High Field Strength Elements (HFSE) are a powerful proxy to investigate specific processes occurring in complex magmatic settings. Being only little released by slab derived fluids/melts, HFSE are not easily overprinted by subduction processes and are also sensitive to peculiar metasomatic processes such as carbonatite infiltrations. We report high-precision HFSE isotope dilution concentration and 176Hf/177Hf data from representative magmas of the Neogene to Quaternary Italian volcanism (i.e., Vesuvius and other Central Italy volcanoes, Tyrrhenian seafloor, Etna, and Pantelleria).
Etna and Vulture volcanic rocks show Nb/Ta ratios much higher than OIB and MORB. The high Nb/Ta cannot be explained by an influence of the Ionian subduction and may reflect carbonatite metasomatism in the mantle.
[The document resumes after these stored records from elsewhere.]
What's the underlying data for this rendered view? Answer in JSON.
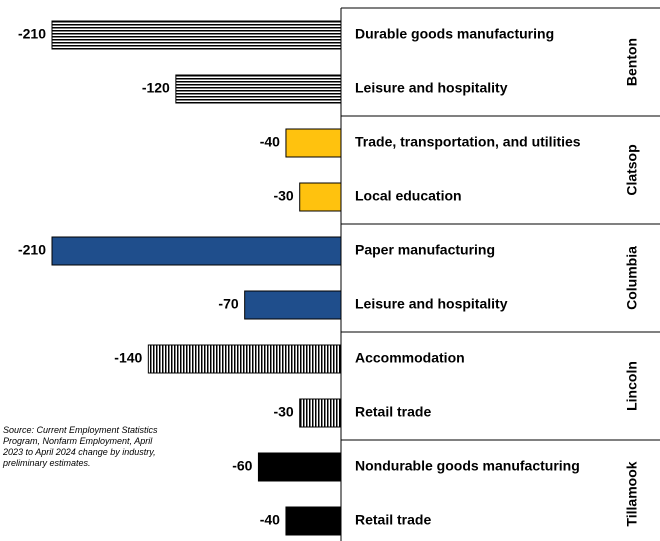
{
  "chart_data": {
    "type": "bar",
    "orientation": "horizontal",
    "xlim": [
      -210,
      0
    ],
    "groups": [
      {
        "name": "Benton",
        "pattern": "horizontal-stripes",
        "color": "#000000",
        "categories": [
          "Durable goods manufacturing",
          "Leisure and hospitality"
        ],
        "values": [
          -210,
          -120
        ]
      },
      {
        "name": "Clatsop",
        "pattern": "solid",
        "color": "#ffc20e",
        "categories": [
          "Trade, transportation, and utilities",
          "Local education"
        ],
        "values": [
          -40,
          -30
        ]
      },
      {
        "name": "Columbia",
        "pattern": "solid",
        "color": "#1f4e8c",
        "categories": [
          "Paper manufacturing",
          "Leisure and hospitality"
        ],
        "values": [
          -210,
          -70
        ]
      },
      {
        "name": "Lincoln",
        "pattern": "vertical-stripes",
        "color": "#000000",
        "categories": [
          "Accommodation",
          "Retail trade"
        ],
        "values": [
          -140,
          -30
        ]
      },
      {
        "name": "Tillamook",
        "pattern": "solid",
        "color": "#000000",
        "categories": [
          "Nondurable goods manufacturing",
          "Retail trade"
        ],
        "values": [
          -60,
          -40
        ]
      }
    ],
    "note": "Source: Current Employment Statistics Program, Nonfarm Employment, April 2023 to April 2024 change by industry, preliminary estimates."
  }
}
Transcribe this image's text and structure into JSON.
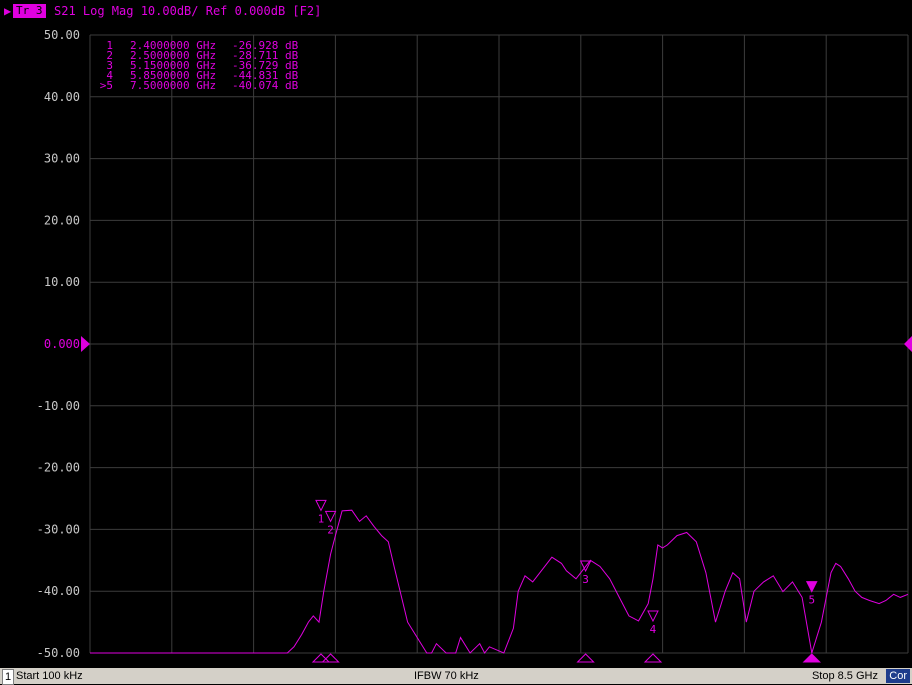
{
  "header": {
    "trace_badge": "Tr 3",
    "trace_title": "S21 Log Mag 10.00dB/ Ref 0.000dB [F2]"
  },
  "footer": {
    "channel": "1",
    "start": "Start 100 kHz",
    "ifbw": "IFBW 70 kHz",
    "stop": "Stop 8.5 GHz",
    "cor": "Cor"
  },
  "colors": {
    "trace": "#e000e0",
    "grid": "#3c3c3c",
    "axis_text": "#c8c8c8",
    "background": "#000000"
  },
  "chart_data": {
    "type": "line",
    "xlabel": "",
    "ylabel": "",
    "x_unit": "GHz",
    "xlim": [
      0.0001,
      8.5
    ],
    "ylim": [
      -50,
      50
    ],
    "y_ticks": [
      "50.00",
      "40.00",
      "30.00",
      "20.00",
      "10.00",
      "0.000",
      "-10.00",
      "-20.00",
      "-30.00",
      "-40.00",
      "-50.00"
    ],
    "reference_label": "0.000",
    "grid": true,
    "series": [
      {
        "x": [
          0.0001,
          0.6,
          1.2,
          2.0,
          2.05,
          2.12,
          2.2,
          2.27,
          2.32,
          2.38,
          2.43,
          2.5,
          2.55,
          2.62,
          2.72,
          2.8,
          2.87,
          2.95,
          3.03,
          3.1,
          3.16,
          3.3,
          3.5,
          3.55,
          3.6,
          3.7,
          3.8,
          3.85,
          3.95,
          4.05,
          4.1,
          4.15,
          4.3,
          4.4,
          4.45,
          4.52,
          4.6,
          4.7,
          4.8,
          4.9,
          4.95,
          5.05,
          5.1,
          5.2,
          5.3,
          5.4,
          5.5,
          5.6,
          5.7,
          5.8,
          5.85,
          5.9,
          5.95,
          6.0,
          6.1,
          6.2,
          6.3,
          6.4,
          6.5,
          6.6,
          6.68,
          6.75,
          6.82,
          6.9,
          7.0,
          7.1,
          7.2,
          7.3,
          7.4,
          7.5,
          7.6,
          7.7,
          7.75,
          7.8,
          7.88,
          7.95,
          8.02,
          8.1,
          8.2,
          8.27,
          8.35,
          8.42,
          8.5
        ],
        "y": [
          -50,
          -50,
          -50,
          -50,
          -50,
          -49,
          -47,
          -45,
          -44,
          -45,
          -40,
          -34,
          -31,
          -27,
          -26.9,
          -28.7,
          -27.8,
          -29.5,
          -31,
          -32,
          -36,
          -45,
          -50,
          -50,
          -48.5,
          -50,
          -50,
          -47.5,
          -50,
          -48.5,
          -50,
          -49,
          -50,
          -46,
          -40,
          -37.5,
          -38.5,
          -36.5,
          -34.5,
          -35.5,
          -36.7,
          -38,
          -37,
          -35,
          -36,
          -38,
          -41,
          -44,
          -44.8,
          -42,
          -38,
          -32.5,
          -33,
          -32.5,
          -31,
          -30.5,
          -32,
          -37,
          -45,
          -40,
          -37,
          -38,
          -45,
          -40,
          -38.5,
          -37.5,
          -40.07,
          -38.5,
          -41,
          -50,
          -45,
          -37,
          -35.5,
          -36,
          -38,
          -40,
          -41,
          -41.5,
          -42,
          -41.5,
          -40.5,
          -41,
          -40.5
        ]
      }
    ],
    "markers": [
      {
        "id": "1",
        "prefix": "",
        "x": 2.4,
        "x_label": "2.4000000 GHz",
        "value": -26.928,
        "value_label": "-26.928 dB"
      },
      {
        "id": "2",
        "prefix": "",
        "x": 2.5,
        "x_label": "2.5000000 GHz",
        "value": -28.711,
        "value_label": "-28.711 dB"
      },
      {
        "id": "3",
        "prefix": "",
        "x": 5.15,
        "x_label": "5.1500000 GHz",
        "value": -36.729,
        "value_label": "-36.729 dB"
      },
      {
        "id": "4",
        "prefix": "",
        "x": 5.85,
        "x_label": "5.8500000 GHz",
        "value": -44.831,
        "value_label": "-44.831 dB"
      },
      {
        "id": "5",
        "prefix": ">",
        "x": 7.5,
        "x_label": "7.5000000 GHz",
        "value": -40.074,
        "value_label": "-40.074 dB"
      }
    ],
    "active_marker": "5",
    "unit": "GHz",
    "value_unit": "dB"
  }
}
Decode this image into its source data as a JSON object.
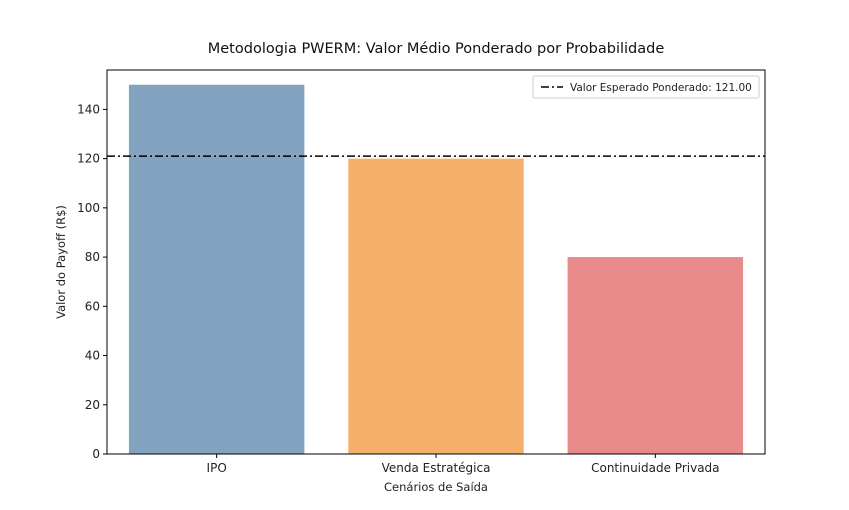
{
  "chart_data": {
    "type": "bar",
    "title": "Metodologia PWERM: Valor Médio Ponderado por Probabilidade",
    "xlabel": "Cenários de Saída",
    "ylabel": "Valor do Payoff (R$)",
    "categories": [
      "IPO",
      "Venda Estratégica",
      "Continuidade Privada"
    ],
    "values": [
      150,
      120,
      80
    ],
    "colors": [
      "#82a2c0",
      "#f5af6a",
      "#e88a8a"
    ],
    "ylim": [
      0,
      156
    ],
    "yticks": [
      0,
      20,
      40,
      60,
      80,
      100,
      120,
      140
    ],
    "grid": false,
    "reference_line": {
      "value": 121.0,
      "label": "Valor Esperado Ponderado: 121.00",
      "style": "dash-dot",
      "color": "#000000"
    },
    "legend": {
      "position": "top-right"
    }
  }
}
A C-rich metasomatic event explains the large CO2 degassing of Etna and it is consistent with a mantle flow that erodes the bottom portions of the SCLM.
Other Italian volcanoes do not show an anomalously high Nb/Ta with the exception of leucite-bearing rocks from Mid Latin Valley (Central Italy). Hafnium isotopes are partially decoupled from Nd isotopes. Vulture, Vesuvius, and leucite-free magmas from Mid Latin Valley show variations in 143Nd/144Nd, but rather constant 176Hf/177Hf. Given the lower mobility of Hf (with respect to Nd) during subduction processes, the constant 176Hf/177Hf could reflect a common asthenospheric component. Since the Tyrrhenian seafloor and intraplate volcanoes of the region (e.g., Pantelleria and Etna) show more radiogenic Hf, the signature of Vesuvius, Vulture, and leucite-free rocks of the Mid Latin Valley could reflect a less depleted asthenospheric mantle source.